To study the relationship of serum PCSK9 and disease activity and major adverse cardiovascular events (MACEs) in systemic lupus erythematosus (SLE). Consecutive patients who fulfilled ≥ 4 ACR criteria for SLE and consented for a biomarker study in 2009-2013 were included. Stored serum samples were assayed for PCSK9. PCSK9 levels were correlated with SLE disease activity scores. Patients were divided into two groups according to the median PCSK9 level and new MACEs over time were evaluated. The effect of PCSK9 level on MACEs and mortality was studied by Cox regression, adjusted for confounders. A total of539 SLE patients were studied (93% women, age 41.9 ± 14.0 years). The median PCSK9 level at baseline was 220 ng/ml. Patients with higher PCSK9 (≥ 220 ng/ml; n = 269) had significantly higher SLE disease activity index (SLEDAI) than those with lower PCSK9 (< 220 ng/ml; n = 270). PCSK9 levels were significantly higher in patients with active renal than active non-renal SLE, which in turn were significantly higher than those with inactive SLE or healthy controls. PCSK9 level correlated with SLEDAI in the overall population (ρ = 0.30; p < 0.001). Over 91.3 ± 18.6 months, 29 patients developed 31 MACEs and 40 patients succumbed (25% for vascular events).
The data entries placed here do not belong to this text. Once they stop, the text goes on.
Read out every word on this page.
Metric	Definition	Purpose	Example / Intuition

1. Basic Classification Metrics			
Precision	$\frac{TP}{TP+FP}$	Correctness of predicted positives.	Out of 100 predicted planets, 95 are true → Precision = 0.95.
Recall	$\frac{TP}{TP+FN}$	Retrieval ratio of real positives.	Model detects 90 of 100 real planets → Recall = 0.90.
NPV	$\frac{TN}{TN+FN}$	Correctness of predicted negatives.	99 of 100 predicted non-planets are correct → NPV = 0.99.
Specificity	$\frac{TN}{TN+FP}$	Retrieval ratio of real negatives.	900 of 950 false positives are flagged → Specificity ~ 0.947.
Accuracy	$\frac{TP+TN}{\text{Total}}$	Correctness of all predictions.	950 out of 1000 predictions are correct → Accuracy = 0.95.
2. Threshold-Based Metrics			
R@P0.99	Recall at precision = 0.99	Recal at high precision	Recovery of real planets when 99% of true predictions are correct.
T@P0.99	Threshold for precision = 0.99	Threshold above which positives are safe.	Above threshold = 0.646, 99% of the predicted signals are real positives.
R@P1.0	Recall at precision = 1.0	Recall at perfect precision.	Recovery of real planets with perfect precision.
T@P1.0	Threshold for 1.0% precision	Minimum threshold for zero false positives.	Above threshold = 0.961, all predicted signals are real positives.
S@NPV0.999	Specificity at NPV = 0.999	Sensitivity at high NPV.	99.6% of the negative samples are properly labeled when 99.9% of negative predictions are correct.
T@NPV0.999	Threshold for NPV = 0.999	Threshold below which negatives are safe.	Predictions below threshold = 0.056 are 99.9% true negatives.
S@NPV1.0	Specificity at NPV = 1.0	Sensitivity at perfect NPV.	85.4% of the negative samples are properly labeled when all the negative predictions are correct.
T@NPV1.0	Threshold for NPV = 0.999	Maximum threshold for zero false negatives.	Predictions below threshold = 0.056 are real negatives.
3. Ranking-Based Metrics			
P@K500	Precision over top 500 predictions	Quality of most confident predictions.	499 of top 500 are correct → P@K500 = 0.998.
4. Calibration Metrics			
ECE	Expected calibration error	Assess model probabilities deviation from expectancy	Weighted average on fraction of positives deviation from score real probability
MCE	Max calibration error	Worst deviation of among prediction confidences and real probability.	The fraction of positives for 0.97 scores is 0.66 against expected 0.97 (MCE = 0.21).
The cumulative incidence of MACEs at 5 years was 4.8% in the higher PCSK9 and 1.1% in the lower PCSK9 group (HR2.51[1.11-5.70]; p = 0.03). Cox regression revealed higher PCSK9 was significantly associated with MACEs (HR1.003[1.000-1.005] per ng/ml; p = 0.02) independent of age, sex, renal function, baseline disease activity score, traditional atherosclerotic risk factors, antiphospholipid antibody and the use of aspirin/warfarin, statins and immunosuppressive drugs. PCSK9 level was also independently associated with all-cause (HR1.002[1.000-1.004] per ng/ml; p = 0.03) and vascular mortality (HR1.004[1.000-1.007]; p = 0.04). We concluded that serum PCSK9 level correlates with SLEdisease activity. Higher serum PCSK9 levels are associated with increased risk of cardiovascular events and mortality in SLE.